Gambia commercial vehicle drivers said they are not treated fairly outside the Gambia and they accused the Senegalese Government of not respecting the cross-border agreement Banjul signed with Dakar. 

“You find it difficult to move goods from the Gambia to other countries, in fact, at some point you are not allowed to cross the border. Our government should look into this or even close the borders, let every country struggle on its own,” some of the drivers at Abuko told Foroyaa.

Lamin Fadera a lorry driver who transports goods outside the Gambia, always faces economic challenges when he travels to Senegal.

“As a truck driver, you spend more than five thousand dalasi when transporting goods to Dakar, Senegal. You have to give money to the police in and outside the Gambia as you drive to Dakar,” he said.

The drivers feel that the Presidents of Senegal and Gambia have been misinforming the people about the trade agreement they signed because the reality remains there is no free movement of goods.

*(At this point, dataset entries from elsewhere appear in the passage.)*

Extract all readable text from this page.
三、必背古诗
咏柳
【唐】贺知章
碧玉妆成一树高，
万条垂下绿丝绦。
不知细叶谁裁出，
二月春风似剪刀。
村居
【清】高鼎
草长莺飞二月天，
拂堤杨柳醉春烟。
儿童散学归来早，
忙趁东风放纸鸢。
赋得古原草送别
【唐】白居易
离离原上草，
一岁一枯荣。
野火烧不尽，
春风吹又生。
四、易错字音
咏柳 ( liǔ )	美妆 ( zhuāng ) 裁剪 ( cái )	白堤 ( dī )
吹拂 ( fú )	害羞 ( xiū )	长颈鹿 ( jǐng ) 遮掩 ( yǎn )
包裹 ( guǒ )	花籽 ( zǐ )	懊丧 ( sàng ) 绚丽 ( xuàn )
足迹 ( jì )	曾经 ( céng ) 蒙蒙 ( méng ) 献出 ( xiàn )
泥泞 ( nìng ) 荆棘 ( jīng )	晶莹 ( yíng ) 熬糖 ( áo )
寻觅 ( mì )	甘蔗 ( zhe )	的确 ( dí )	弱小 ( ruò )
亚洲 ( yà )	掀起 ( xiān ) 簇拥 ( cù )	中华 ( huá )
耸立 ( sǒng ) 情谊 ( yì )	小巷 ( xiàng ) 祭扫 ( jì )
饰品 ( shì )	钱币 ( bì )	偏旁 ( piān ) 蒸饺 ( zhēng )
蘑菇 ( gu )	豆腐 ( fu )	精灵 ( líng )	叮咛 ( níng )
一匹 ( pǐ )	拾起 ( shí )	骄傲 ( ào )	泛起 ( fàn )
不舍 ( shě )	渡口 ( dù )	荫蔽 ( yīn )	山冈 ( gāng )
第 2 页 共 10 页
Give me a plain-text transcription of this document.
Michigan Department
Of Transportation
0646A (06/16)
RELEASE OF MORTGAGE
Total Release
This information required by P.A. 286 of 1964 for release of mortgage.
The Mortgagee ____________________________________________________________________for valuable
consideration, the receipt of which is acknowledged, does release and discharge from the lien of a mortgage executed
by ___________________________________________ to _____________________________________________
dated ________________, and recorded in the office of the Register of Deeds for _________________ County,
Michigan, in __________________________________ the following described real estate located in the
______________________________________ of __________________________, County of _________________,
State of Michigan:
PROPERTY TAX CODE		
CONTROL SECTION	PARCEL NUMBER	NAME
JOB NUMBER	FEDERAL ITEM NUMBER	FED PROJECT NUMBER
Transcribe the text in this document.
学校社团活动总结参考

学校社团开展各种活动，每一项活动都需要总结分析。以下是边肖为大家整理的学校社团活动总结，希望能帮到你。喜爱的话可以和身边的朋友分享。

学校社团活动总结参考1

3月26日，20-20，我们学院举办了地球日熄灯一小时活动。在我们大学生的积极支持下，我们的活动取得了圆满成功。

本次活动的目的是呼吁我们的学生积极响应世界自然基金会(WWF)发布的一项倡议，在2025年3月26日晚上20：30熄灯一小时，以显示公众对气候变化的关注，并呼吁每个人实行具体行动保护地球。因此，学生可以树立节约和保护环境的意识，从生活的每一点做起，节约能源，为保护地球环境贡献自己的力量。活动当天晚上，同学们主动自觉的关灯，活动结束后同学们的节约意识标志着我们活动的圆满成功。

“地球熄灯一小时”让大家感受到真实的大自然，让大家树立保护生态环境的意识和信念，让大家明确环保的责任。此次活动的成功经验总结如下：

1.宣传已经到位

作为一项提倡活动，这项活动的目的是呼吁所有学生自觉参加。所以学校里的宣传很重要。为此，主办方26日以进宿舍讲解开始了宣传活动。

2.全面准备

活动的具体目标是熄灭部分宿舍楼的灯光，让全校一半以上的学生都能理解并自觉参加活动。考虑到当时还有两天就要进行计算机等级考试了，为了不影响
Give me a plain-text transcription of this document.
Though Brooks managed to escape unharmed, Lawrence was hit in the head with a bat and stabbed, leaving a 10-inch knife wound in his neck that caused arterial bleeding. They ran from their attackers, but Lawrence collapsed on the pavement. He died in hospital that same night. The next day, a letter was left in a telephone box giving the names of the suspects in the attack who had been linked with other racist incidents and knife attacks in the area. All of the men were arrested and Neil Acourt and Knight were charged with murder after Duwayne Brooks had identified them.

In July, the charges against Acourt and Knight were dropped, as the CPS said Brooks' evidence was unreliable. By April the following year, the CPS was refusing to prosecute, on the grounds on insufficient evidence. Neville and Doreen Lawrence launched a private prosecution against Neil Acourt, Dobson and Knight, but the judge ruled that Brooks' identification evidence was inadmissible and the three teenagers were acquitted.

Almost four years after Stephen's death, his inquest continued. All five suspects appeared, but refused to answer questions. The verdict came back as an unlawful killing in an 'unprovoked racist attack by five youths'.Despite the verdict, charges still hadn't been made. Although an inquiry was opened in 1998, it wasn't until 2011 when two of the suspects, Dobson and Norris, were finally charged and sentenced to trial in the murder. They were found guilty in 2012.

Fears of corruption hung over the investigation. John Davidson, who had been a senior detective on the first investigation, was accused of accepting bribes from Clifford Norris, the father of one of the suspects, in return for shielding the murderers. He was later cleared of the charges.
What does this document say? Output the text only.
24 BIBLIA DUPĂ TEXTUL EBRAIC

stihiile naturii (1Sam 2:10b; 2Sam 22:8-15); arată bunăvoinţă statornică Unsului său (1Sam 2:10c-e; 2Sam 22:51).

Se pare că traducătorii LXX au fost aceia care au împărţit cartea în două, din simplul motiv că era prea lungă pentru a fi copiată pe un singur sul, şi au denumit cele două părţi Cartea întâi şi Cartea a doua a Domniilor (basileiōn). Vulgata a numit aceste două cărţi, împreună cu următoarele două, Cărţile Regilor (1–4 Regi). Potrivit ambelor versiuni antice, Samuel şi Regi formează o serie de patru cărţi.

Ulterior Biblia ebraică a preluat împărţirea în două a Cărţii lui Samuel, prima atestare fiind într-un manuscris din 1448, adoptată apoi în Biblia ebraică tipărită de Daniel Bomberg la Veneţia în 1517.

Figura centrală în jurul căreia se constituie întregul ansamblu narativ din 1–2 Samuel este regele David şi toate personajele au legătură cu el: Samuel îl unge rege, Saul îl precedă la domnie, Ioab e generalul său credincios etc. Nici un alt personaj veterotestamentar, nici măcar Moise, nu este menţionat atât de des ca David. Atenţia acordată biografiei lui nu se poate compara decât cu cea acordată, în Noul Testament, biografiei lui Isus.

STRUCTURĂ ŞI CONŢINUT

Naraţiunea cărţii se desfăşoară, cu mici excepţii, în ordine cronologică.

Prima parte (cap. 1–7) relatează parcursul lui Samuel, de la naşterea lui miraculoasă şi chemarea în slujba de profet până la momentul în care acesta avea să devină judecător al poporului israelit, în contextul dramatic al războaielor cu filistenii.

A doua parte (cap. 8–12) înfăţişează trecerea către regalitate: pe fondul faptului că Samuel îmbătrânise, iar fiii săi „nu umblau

Momodou Bah, another lorry driver whom this reporter met at the Ports in Banjul said before the expansion of the Senegalese ports, the movement of goods into Senegal was not as difficult as it is now.

“My observation is the Senegalese authority wants to popularise its seaport that is why they want to frustrate the transportation of goods from the Gambia to Senegal and make it easy for other international drivers to re-export goods from the Senegalese ports to other countries like Mali,” he said.

Some of Mr Bah’s colleagues who transport goods from the Senegalese ports to other countries do not experience such economic losses.

“The transport sector employs a lot of young people directly or indirectly. The economic loss we encounter is unjustifiable. If you spent more than five thousand dalasis to deliver goods, what are you expected to take home at the end of the day,” he said.

Drivers lament there are instances when Gambian trucks are parked at the borders and not allowed to enter Senegal without providing them any reasons.

 An anonymous Police officer said the Gambian government should not allow it to be caged by the Senegalese government. 

“The Gambia and Senegal are different states and need to be treated differently. If the Senegalese government doesn’t respect any cross-border agreement, why should our government allow it to be exploited?” the policeman said.

There are laws governing the transportation of goods in and outside the Gambia, and these laws must be respected by everyone driving on the roads. 

“I have worked at the borders for many years and I have seen and witnessed where our drivers are maltreated at the borders but as a police officer I have my limitations,” he said.